Wednesday, January 26, 2011

The Snow on the Sidewalk

It's snowing again. I'm a huge chicken when it comes to driving in the stuff, but I love the way it looks out the window, when I'm nice and warm in my house. It coats the roofs with white cottony drifts. It clings to trees and bushes, and the kids across the street are tramping through it with wild abandon.

I was thinking about my faith life today, as I watched the snow come down. I could make the analogy of God blanketing us with his love like the way the snow blankets the landscape. But I actually wasn't thinking that. What I was thinking is how we seem sometimes to want to cover up our flaws and humanity when we tell the world we are Christians. We cover up the heart in need of repair and the hopes that have become somewhat twisted like the branches of the trees outside the window. Why do we do that? I read a devotional which said that we thought as Christians we had to be strong. We had to show the world how morally upright, sound of body and spirit and well, holy we were; so that others would want to be like us. Except we aren't all that morally upright. At least I'm not. And my soundness of spirit is definitely lacking. Which is why its important to scrape away the stuff that covers our sin and our brokenness. We need to show others how it looks to be a Christian by looking at how much we need Jesus, not by how nice it looks. We need to chip away the veneer of self-supporting righteousness and show our vulnerability. Why else would we need a Savior if we weren't that good or strong to begin with? The answer of course, is that we wouldn't need one. But we do. And he is there, just like the snow covering us. Except he knows our flaws and failures and it doesn't matter, because he loves us anyway, thank goodness.

So when you're out shoveling later on, remember that yes, God's love does blanket us. And even though we're as uneven as the pavement we're shoveling, we're still beautiful in his sight. So share that uneven brokenness with others, so that they might see the light of Christ through you.

Wednesday, January 12, 2011

I Need Jesus to Walk With Me

I was reading a devotional booklet the other day.

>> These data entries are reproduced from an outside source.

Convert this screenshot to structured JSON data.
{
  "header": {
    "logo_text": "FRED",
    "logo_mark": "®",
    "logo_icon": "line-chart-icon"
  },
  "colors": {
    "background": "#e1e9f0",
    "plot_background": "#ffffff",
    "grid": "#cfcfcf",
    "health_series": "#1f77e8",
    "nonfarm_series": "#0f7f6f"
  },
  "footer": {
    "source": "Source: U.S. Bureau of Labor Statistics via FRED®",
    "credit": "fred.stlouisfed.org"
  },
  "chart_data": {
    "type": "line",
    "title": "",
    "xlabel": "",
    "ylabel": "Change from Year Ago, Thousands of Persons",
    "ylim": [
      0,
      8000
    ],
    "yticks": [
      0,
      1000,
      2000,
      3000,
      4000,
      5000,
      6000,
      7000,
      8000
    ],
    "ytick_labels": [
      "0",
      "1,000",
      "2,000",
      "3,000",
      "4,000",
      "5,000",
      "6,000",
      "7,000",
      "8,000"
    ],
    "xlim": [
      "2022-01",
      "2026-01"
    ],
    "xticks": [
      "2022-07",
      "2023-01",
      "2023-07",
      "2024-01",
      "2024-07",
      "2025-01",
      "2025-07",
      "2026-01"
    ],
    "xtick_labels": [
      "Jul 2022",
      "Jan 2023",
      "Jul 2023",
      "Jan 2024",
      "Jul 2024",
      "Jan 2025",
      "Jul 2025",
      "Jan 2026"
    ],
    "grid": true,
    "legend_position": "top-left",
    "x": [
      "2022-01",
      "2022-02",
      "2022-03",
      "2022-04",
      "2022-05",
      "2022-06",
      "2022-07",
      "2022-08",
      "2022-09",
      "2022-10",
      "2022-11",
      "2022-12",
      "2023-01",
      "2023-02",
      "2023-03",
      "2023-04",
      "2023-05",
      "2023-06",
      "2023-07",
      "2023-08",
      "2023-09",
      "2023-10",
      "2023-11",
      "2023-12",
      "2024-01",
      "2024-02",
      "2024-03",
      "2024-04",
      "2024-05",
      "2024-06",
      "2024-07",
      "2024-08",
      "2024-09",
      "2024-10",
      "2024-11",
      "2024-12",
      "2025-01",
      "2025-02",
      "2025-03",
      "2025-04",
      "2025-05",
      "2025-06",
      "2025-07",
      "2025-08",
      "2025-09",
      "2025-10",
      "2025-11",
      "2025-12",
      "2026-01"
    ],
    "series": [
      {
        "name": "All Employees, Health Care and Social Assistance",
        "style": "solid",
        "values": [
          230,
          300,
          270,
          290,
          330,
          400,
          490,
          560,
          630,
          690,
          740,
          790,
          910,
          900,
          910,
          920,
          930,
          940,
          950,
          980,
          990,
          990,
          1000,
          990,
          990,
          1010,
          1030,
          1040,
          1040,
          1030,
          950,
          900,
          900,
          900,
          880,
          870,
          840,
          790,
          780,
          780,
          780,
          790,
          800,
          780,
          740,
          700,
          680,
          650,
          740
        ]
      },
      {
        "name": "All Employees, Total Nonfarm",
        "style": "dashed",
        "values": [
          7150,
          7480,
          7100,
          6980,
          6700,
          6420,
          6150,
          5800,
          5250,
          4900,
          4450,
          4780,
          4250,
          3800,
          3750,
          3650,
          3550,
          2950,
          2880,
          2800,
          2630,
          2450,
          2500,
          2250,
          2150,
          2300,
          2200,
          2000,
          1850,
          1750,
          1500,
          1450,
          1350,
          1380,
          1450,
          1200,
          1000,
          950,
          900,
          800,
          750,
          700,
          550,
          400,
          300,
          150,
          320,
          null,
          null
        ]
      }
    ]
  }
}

I was looking for some answers to some really hard questions. The questions were raised after the Arizona shooting. The questions were not, "Why" nor, "How". The questions were not linear or even really put into words. But they were there in my mind anyway. There were more questions too, when I read that some folks were going to go to a funeral of a child and protest because they felt the shooting was a "sign" of something.

A sign of something.

Well, it probably was a sign of something. But I'm thinking the sign they're looking at doesn't have anything to do with a Savior of love. Or with a God of compassion and forgiveness either. Sometimes I believe the world has gone mad. And sometimes my faith is hard to grasp hold of and onto in the midst of these headlines. But I remember also, that I am not God. I do not know everything in all circumstances. I cannot fathom why such things happen, but I cannot fathom how snowflakes are all different or how the world was made either. Do the people who plan to protest know God so well, so intimately that they are sure what happened was "God" sent? How can you be THAT sure of God? And of humans for that matter? The devotional said this and it spoke to me, "...worshiping morality instead of Jesus is just idolatry. When I'm consumed with my moral performance and find myself obsessively evaluating the morality of others, I've become a believer in moralism, not the gospel."

I'm a believer of Jesus and I'd rather have him explain to me the things I don't understand when I meet him than have some rabble-rousing mob scream things at me when I need compassion and understanding in the here and now. I would wish that Jesus would be with that group of people who think they are doing the Lord's work and help them see that love is what the Lord is about, not judgment and condemnation which seems to be what they are about. I know that Jesus is with us, walking with us and keeping us in his heart, even if we don't have him in ours.